BEIJING – On October 26, the renminbi’s spot exchange rate against the US dollar reached the upper limit of its floating range for the second consecutive trading day. The rise began when the trading band for the renminbi’s dollar exchange rate was widened to ±1%, and has now reached an all-time high since 1994’s currency reform. With little sign of improved economic fundamentals, rapid currency appreciation is a potentially dangerous development for China – in part owing to the risk of an abrupt and painful reversal.

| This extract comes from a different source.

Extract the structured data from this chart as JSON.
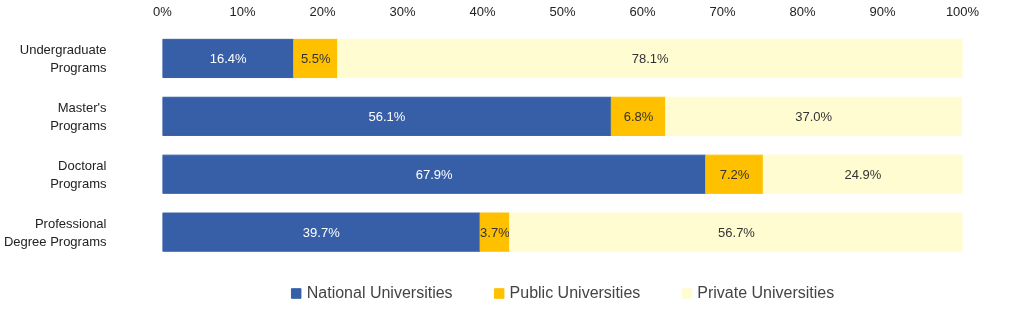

The renminbi’s rise over the past month can be attributed to greater global liquidity since the start of the third quarter, as policymakers have responded to the eurozone’s sovereign-debt crisis and stagnating output. Indeed, according to Morgan Stanley, monetary authorities in 16 of the 33 countries that it follows – including seven of ten advanced-country central banks and nine of 23 central banks in emerging markets – have either cut their benchmark interest rate or lowered reserve requirements.
After two rounds of quantitative easing (QE), the balance sheets of the European Central Bank and the United States Federal Reserve have grown to €3.2 trillion ($4.1 trillion) and $2.9 trillion, respectively. The ECB’s new outright monetary transactions (OMT) program in secondary sovereign-bond markets, and the Fed’s open-ended “QE3” continue this trend, while the Bank of Japan has expanded its asset-purchase program for the eighth time.
The spillover from the developed countries’ latest round of QE is beginning to show up in emerging markets, where nearly a year of short-term capital outflows has given way to a new wave of short-term inflows. With US domestic bond yields continuing to fall and US equities reaching an upper price limit, owing to the real economy’s sluggish recovery, more money is expected to flow to commodity markets and higher-yielding emerging countries. Given China’s adherence to a stable monetary policy, the renminbi has become a more attractive asset to hold.